Description
In case of tailing numerous files, the processor is slow because it repeatedly loops over a large number of tailed files and performs several expensive operations.
- In the OnTrigger method, a loop (loop 1) iterates over all tailed files in the state object.
- Inside this loop, for each tailed file, the recoverRolledFiles method is called (loop 2), which then leads to consumeFilesFully and finally triggers cleanup.
- In the cleanup method, another loop (loop 3) iterates over all tailed files in the state again.
- During the cleanup, persistState is invoked, which removes any legacy state variables from the NiFi state. These legacy state variables originate from NiFi 1.0, when support for "Multiple Tailed Files" was not available, so state keys didn’t have the "file.x." prefix. As the cleanup iterates over and persists each tailed file's state, the overall state size grows (adding six entries per tailed file). This causes the legacy cleanup loop to become progressively slower with each iteration as the number of state entries grows.
This can lead to hours of execution time.
Suggestion for improvement:
- Moving out the loop that removes old state entries from cleanup. The cleanup of old entries should be run on the startup instead.

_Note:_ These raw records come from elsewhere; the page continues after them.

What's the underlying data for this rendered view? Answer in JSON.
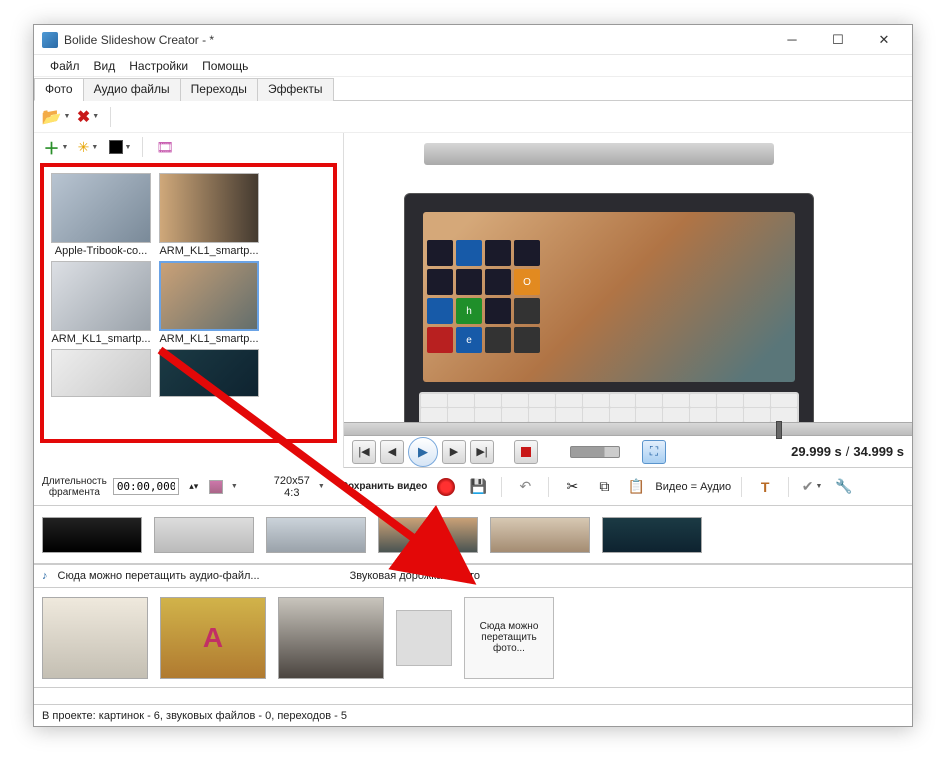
{
  "window": {
    "title": "Bolide Slideshow Creator - *"
  },
  "menu": {
    "file": "Файл",
    "view": "Вид",
    "settings": "Настройки",
    "help": "Помощь"
  },
  "tabs": {
    "photo": "Фото",
    "audio": "Аудио файлы",
    "transitions": "Переходы",
    "effects": "Эффекты"
  },
  "thumbs": [
    {
      "caption": "Apple-Tribook-co..."
    },
    {
      "caption": "ARM_KL1_smartp..."
    },
    {
      "caption": "ARM_KL1_smartp..."
    },
    {
      "caption": "ARM_KL1_smartp...",
      "selected": true
    }
  ],
  "playback": {
    "current": "29.999 s",
    "sep": "/",
    "total": "34.999 s"
  },
  "project": {
    "duration_label": "Длительность\nфрагмента",
    "duration_value": "00:00,000",
    "resolution": "720x57",
    "aspect": "4:3",
    "save_label": "Сохранить\nвидео",
    "va_label": "Видео = Аудио"
  },
  "audio_track": {
    "hint": "Сюда можно перетащить аудио-файл...",
    "status": "Звуковая дорожка - пусто"
  },
  "drop_hint": "Сюда можно перетащить фото...",
  "statusbar": "В проекте: картинок - 6, звуковых файлов - 0, переходов - 5"
}
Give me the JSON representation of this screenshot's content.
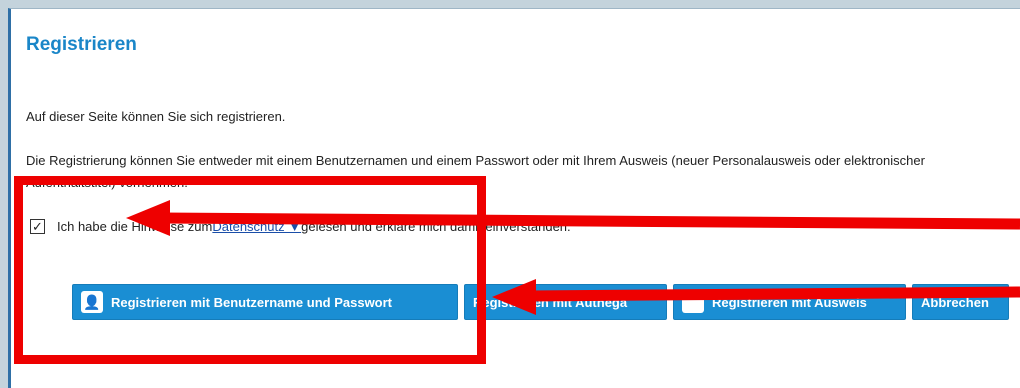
{
  "page": {
    "title": "Registrieren",
    "intro": "Auf dieser Seite können Sie sich registrieren.",
    "description": "Die Registrierung können Sie entweder mit einem Benutzernamen und einem Passwort oder mit Ihrem Ausweis (neuer Personalausweis oder elektronischer Aufenthaltstitel) vornehmen."
  },
  "consent": {
    "checkbox_mark": "☑",
    "text_before": "Ich habe die Hinweise zum ",
    "link": "Datenschutz ▼",
    "text_after": " gelesen und erkläre mich damit einverstanden."
  },
  "buttons": {
    "register_username": "Registrieren mit Benutzername und Passwort",
    "register_authega": "Registrieren mit Authega",
    "register_ausweis": "Registrieren mit Ausweis",
    "cancel": "Abbrechen"
  },
  "icons": {
    "user": "user-icon",
    "ausweis": "id-card-icon"
  },
  "colors": {
    "accent": "#1a8ed3",
    "title": "#1a86c8",
    "annotation_red": "#ee0000"
  }
}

for(String key : oldState.toMap().keySet()) { // These states are stored by older version of NiFi, and won't be used anymore. // New states have 'file.<index>.' prefix. if (TailFileState.StateKeys.CHECKSUM.equals(key) || TailFileState.StateKeys.FILENAME.equals(key) || TailFileState.StateKeys.POSITION.equals(key) || TailFileState.StateKeys.TIMESTAMP.equals(key)) { getLogger().info("Removed state {}={} stored by older version of NiFi.", new Object[]{key, oldState.get(key)}); continue; } updatedState.put(key, oldState.get(key)); }